The cafe starts out wide with big windows at the front and larger tables, and narrows towards the back.
This makes it an ideal cafe for working solo, or having an intimate cuppa with a friend, though there are tables at the front reserved for groups larger than three.
Not only are they known for their authentic yerba mate, but the gleaming custom espresso machine that towers over the shop, where owner Silvio Rodriguez pours out tiny intricate cortados into wee glass cups.
They’re $3 - $3.50, and any drink can be iced for a 25- or 50-cent upcharge. Cortados are always served with a little glass of sparkling water to balance out the coffee’s bitterness.
Yerba mate is a highly ceremonial drink, containing the same active ingredient as Red Bull. Rodriguez assists by dosing out dried mate herb and pouring hot water onto the lip of the wooden vessel, not directly on the leaves.
Sticking the straw in, cover the tip so it doesn’t fill up with gritty herb, and don’t stir or pull the straw out either.
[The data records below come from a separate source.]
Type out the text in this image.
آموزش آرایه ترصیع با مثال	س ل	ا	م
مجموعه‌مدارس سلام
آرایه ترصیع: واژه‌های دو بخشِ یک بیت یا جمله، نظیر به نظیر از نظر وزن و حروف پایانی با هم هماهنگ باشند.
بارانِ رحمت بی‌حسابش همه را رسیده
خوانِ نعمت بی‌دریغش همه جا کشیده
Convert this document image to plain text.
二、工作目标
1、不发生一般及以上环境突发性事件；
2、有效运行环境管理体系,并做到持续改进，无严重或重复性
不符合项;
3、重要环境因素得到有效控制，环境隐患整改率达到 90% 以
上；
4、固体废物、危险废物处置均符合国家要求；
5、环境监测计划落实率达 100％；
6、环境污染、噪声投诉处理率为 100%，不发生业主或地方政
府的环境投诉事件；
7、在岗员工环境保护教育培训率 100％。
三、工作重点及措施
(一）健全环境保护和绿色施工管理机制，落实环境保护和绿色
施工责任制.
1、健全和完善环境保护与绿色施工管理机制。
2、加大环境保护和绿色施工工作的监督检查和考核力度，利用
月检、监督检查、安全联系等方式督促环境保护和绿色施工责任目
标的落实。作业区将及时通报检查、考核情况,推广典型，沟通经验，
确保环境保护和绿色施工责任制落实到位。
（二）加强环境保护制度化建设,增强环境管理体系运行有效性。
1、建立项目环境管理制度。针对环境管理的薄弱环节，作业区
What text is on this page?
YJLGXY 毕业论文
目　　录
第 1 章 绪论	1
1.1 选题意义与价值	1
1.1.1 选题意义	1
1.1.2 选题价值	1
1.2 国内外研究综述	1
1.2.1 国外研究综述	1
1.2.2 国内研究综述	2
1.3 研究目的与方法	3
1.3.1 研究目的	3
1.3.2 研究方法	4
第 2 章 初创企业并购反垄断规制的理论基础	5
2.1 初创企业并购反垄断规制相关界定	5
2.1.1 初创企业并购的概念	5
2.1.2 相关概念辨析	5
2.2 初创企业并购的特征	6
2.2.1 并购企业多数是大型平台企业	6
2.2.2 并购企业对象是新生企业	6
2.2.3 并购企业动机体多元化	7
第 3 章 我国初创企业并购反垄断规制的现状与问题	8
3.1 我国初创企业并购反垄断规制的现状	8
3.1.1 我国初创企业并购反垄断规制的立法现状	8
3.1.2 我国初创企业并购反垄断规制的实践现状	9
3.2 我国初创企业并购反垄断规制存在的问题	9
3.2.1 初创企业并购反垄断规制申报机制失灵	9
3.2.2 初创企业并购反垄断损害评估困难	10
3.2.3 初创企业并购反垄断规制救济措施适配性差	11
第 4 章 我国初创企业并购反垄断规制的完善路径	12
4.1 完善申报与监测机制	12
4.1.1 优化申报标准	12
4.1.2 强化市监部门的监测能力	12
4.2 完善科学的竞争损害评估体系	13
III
It’s common to share the straw for this potent, woody, pungently herbacious drink too, so if you want true authenticity cast germaphobia aside.
Bacon and plantain ($12.50) is actually pork belly with thick, dense, syrupy slabs of plantain, the word bacon just sells better. Rich fatty belly combines so well with the creamy fried egg on top and sweet plantain, and the sticky agave sauce that coats the plate is insane. It’s finished with a little queso fresco and pico de gallo.
Chilaquiles ($8.50) drench tortilla chips in red sauce and top them with two fried eggs, served with frijoles, cheese and pico de gallo.
Chorizo benedicto ($14) is only available weekends. Sopes (Mexican corn cakes) replace English muffins, pork chorizo replaces ham, and a bit of spice is in the hollandaise, and the effect is extraordinary. It’s served with potatoes perfect for soaking up sauces, frijoles and pico de gallo.
The cafe is small, but they actually clear an area every second and fourth Sunday for tango starting at 4 p.m. to raise money for local charities. Rodriguez tells me there’s a saying that if you can dance tango, you can dance on a tile.
Laptops are definitely acceptable here, and even on a weekday you’ll probably have to get in early to snag one of the comfy wooden chairs in here. High-ceilinged, bright, and with plenty of artwork and character, this is an ideal work, study or chill brunch environment.